What the Storm Left Behind
The divorce papers sat on the kitchen counter beside his magnesium supplements and her multivitamin bottles—a graveyard of shared mornings. Three months since she'd walked out, and still David reached for her favorite coffee mug before remembering she'd taken it.
He'd been cooking healthier lately. Fresh spinach wilting in the skillet, the way she'd taught him. Greens she'd insisted would save them both from heart disease and early graves. The irony wasn't lost on him: she'd left before either could kill the other.
Thunder rattled the windowpane. Another storm rolling off the Pacific, following the same path as the one on the night she'd packed her bags.
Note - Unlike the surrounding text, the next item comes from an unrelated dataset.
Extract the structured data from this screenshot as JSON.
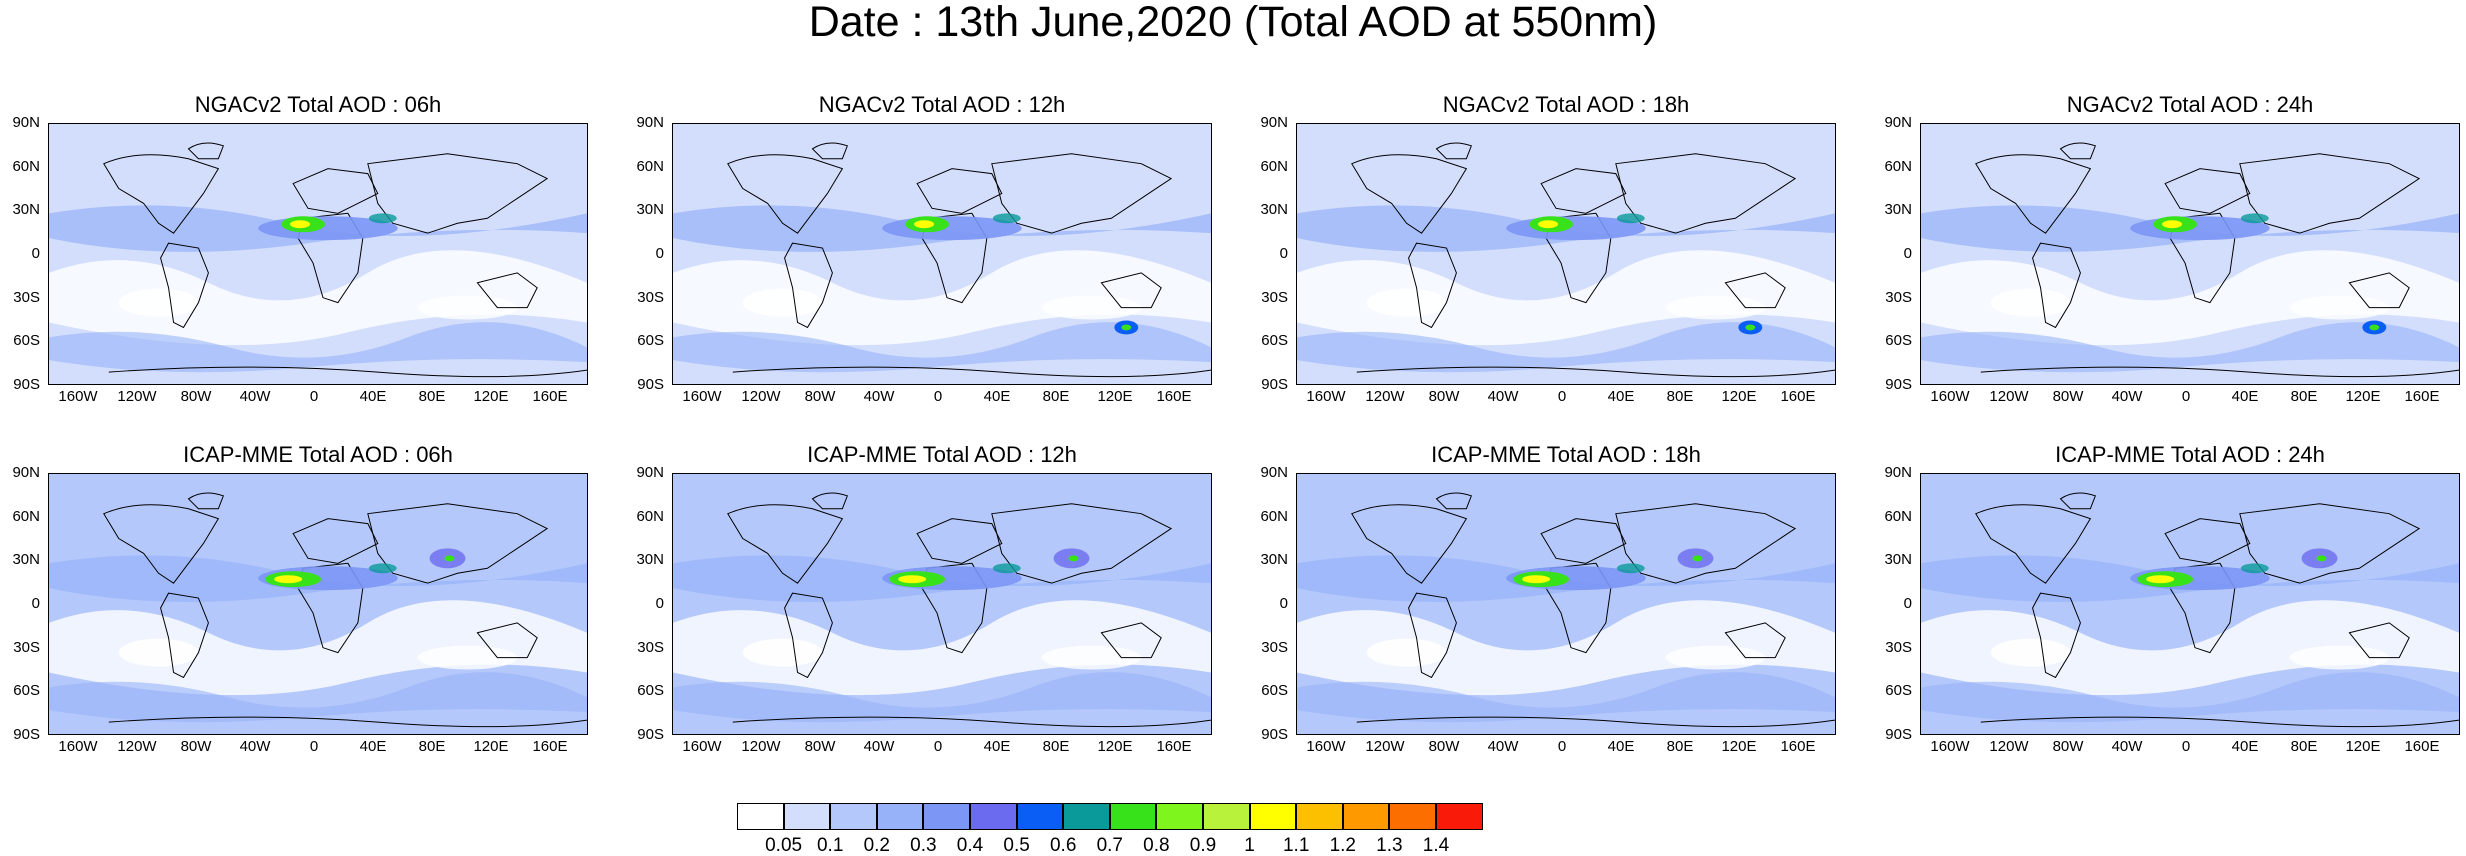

He could still see her silhouette against the lightning that illuminated their bedroom—her back turned, shoulders squared, finally leaving after seven years of gradual withdrawal.
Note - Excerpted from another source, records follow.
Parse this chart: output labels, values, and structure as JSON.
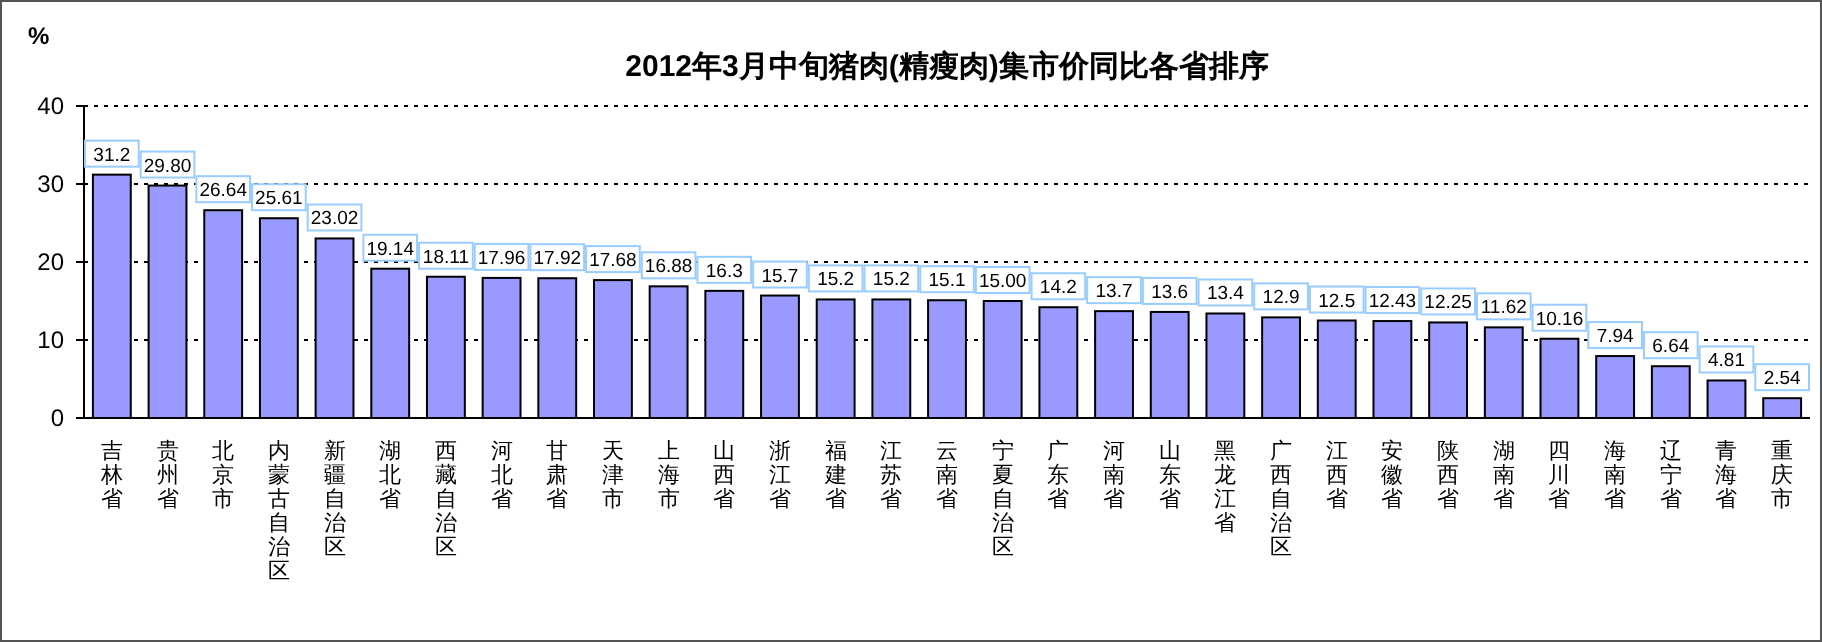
{
  "chart_data": {
    "type": "bar",
    "title": "2012年3月中旬猪肉(精瘦肉)集市价同比各省排序",
    "ylabel": "%",
    "categories": [
      "吉林省",
      "贵州省",
      "北京市",
      "内蒙古自治区",
      "新疆自治区",
      "湖北省",
      "西藏自治区",
      "河北省",
      "甘肃省",
      "天津市",
      "上海市",
      "山西省",
      "浙江省",
      "福建省",
      "江苏省",
      "云南省",
      "宁夏自治区",
      "广东省",
      "河南省",
      "山东省",
      "黑龙江省",
      "广西自治区",
      "江西省",
      "安徽省",
      "陕西省",
      "湖南省",
      "四川省",
      "海南省",
      "辽宁省",
      "青海省",
      "重庆市"
    ],
    "values": [
      31.2,
      29.8,
      26.64,
      25.61,
      23.02,
      19.14,
      18.11,
      17.96,
      17.92,
      17.68,
      16.88,
      16.3,
      15.7,
      15.2,
      15.2,
      15.1,
      15.0,
      14.2,
      13.7,
      13.6,
      13.4,
      12.9,
      12.5,
      12.43,
      12.25,
      11.62,
      10.16,
      7.94,
      6.64,
      4.81,
      2.54
    ],
    "value_labels": [
      "31.2",
      "29.80",
      "26.64",
      "25.61",
      "23.02",
      "19.14",
      "18.11",
      "17.96",
      "17.92",
      "17.68",
      "16.88",
      "16.3",
      "15.7",
      "15.2",
      "15.2",
      "15.1",
      "15.00",
      "14.2",
      "13.7",
      "13.6",
      "13.4",
      "12.9",
      "12.5",
      "12.43",
      "12.25",
      "11.62",
      "10.16",
      "7.94",
      "6.64",
      "4.81",
      "2.54"
    ],
    "color": "#9999ff",
    "ylim": [
      0,
      40
    ],
    "yticks": [
      0,
      10,
      20,
      30,
      40
    ],
    "grid": "y"
  }
}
Barnaby, their Golden Retriever, nudged David's hand with his wet nose. The dog had been sleeping in his bed lately, taking up the empty side of the mattress. David had found himself talking to Barnaby more than he'd ever talked to her in those final months.
"You're better company than she was," he told the dog, scratching behind his ears. "At least you don't pretend you're happy when you're not."
The spinach sputtered in the pan. He watched it shrink, darken, transform—how something so vibrant could collapse so completely under heat. Like them. Like love. Like all the things they'd promised would last forever while slowly poisoning each other with resentment.
Another flash of lightning, closer now. The apartment building groaned. Somewhere in this city, she was sleeping in someone else's bed, taking someone else's vitamins, pretending this time would be different.
David turned off the burner. He wasn't hungry anyway. He sat in the darkening kitchen with his dying marriage and his faithful dog, waiting for the power to fail completely, for something—anything—to finally break for good.